Splitting Git Commits
Change your commit history is not something to do under normal development, but it can be an extremely valuable tool while doing change set management. It helps keeps a commit history (a change set list) clean and managable. A clean history enables easy cherry-picking of commits if you are maintaining multiple branches or versions.
Here’s an example of how to split a mega-commit into multiple smaller commits. The tools we are going to use are
git rebase
(changing history)git reset
(for undoing commits)git stash
(for managing unwanted changes)
The general approach we are going to follow is:
- Rebase to edit the history
- Rollback mega-commit
- Repeatedly apply smaller commits while testing each commit.
Before starting I always ensure that the working directory is clean, with no uncommit changes and no untracked files.
The first step is to initiate the rebase. Rebase can be used to move a branch up
on a new baseline (upstream), but you can also use it to edit the history while
keeping the baseline the same. We will use the --interactive
option to
specify that we want to change things around. The upstream version in this case
will be the newest commit we want to leave unchanged and keep as the base
version for our new history. Find the commit id of this commit in the history
and start the rebase:
git rebase --interactive <upstream>
Now we will change the rebase operation of one (or more) commits. To split a commit we will need to change the operation of those commits to ‘edit’.
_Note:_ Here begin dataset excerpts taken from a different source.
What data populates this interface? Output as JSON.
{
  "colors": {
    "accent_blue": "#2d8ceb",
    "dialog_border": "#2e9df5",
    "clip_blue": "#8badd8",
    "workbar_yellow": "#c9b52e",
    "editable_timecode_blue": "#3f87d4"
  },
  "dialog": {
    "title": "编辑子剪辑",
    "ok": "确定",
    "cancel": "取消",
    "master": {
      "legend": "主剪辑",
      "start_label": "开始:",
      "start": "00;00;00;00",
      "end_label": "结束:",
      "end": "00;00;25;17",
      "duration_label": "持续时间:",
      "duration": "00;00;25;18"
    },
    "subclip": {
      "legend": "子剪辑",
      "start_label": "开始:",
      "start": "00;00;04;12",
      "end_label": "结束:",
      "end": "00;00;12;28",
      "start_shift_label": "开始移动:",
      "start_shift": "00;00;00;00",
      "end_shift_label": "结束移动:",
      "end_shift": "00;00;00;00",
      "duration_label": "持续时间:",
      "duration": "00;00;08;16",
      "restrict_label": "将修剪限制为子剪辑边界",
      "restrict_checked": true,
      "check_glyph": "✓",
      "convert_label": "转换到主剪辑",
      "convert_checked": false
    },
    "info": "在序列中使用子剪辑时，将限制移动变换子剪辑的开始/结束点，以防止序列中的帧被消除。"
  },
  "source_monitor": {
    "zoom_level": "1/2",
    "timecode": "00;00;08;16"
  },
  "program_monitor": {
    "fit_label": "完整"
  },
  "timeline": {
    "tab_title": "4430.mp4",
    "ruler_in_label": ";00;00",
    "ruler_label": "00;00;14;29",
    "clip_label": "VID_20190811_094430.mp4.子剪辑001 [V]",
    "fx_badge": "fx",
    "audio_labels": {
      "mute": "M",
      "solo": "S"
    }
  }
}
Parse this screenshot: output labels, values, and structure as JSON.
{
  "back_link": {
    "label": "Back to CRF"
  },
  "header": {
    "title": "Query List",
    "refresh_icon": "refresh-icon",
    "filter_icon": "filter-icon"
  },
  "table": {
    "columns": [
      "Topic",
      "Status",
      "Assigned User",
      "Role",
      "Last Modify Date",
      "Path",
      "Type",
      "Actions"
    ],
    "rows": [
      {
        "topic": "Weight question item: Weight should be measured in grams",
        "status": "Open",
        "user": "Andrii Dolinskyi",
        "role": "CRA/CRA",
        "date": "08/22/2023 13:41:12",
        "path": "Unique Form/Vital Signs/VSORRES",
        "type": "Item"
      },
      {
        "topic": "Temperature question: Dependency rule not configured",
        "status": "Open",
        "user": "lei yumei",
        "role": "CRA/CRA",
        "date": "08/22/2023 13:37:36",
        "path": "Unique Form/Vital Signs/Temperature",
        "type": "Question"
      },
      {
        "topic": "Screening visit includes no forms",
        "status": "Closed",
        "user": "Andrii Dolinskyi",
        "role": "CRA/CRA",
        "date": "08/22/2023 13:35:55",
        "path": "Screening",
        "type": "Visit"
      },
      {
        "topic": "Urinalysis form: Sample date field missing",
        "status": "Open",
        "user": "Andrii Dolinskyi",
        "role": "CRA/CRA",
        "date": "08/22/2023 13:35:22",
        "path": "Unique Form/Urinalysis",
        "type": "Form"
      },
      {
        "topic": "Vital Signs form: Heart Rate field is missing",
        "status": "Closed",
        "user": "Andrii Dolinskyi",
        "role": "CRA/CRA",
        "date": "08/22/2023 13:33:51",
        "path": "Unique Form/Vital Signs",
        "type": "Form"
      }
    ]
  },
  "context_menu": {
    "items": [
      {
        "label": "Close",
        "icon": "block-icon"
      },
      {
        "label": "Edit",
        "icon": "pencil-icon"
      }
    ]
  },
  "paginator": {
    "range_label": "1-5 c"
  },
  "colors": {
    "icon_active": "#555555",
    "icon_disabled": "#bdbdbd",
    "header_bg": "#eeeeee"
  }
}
When the rebase operation reaches the commit we want to edit, it will drop into the command prompt. It has already applied the commit, so to change it we will first undo it:
git reset HEAD~
This will remove the commit, move HEAD
back to the previous commit
(HEAD~
) while leaving all the changes of the commit in the working
directory.
Now we can be commiting the individual changes we want. I use git add
to add
indivial files and git add --patch
to selectively add invidual changes. If a
change is completely interleaved, the patch can be edited directly while doing
git add --patch
.
Before we commit the partial change, we might want to check if it can be built
and verify that the unit tests pass. Currently we still have all the changes in
the working directory, so lets get rid of those using git stash
:
git stash --keep-index --include-untracked
Now all our changes (except those we added to the index using git add
) are
in the stash and have been removed from the working directory. --keep-index
ensures that all the changes we added are not also stashed (stash’s default
behaviour). --include-untracked
push all untracked files into the stash as
well.
After building and testing, we can commit our change. If there were any
problems, we can apply our stashed changes (git stash apply
) and repeated
our selective addition of changes to the index.
git commit
Followed by reapplying our changes remaining in the stash:
git stash apply
At this point we are back with a set of changes in the working directory, but with a new commit in the history containing some of the changes. We can either commit the rest in one go, or repeat partial commits using this procedure.
When everything has been commited, we can continue the rebase:
git rebase --continue
As a final sanity check, we can compare our resulting state of the tree with
what we had before the rebase. For this we need the commit ID of the HEAD commit
before we started the rebase (find using git reflog
).
git diff <commit id>
If you correctly applied all the changes and didn’t discard any changes, this output should be completely empty.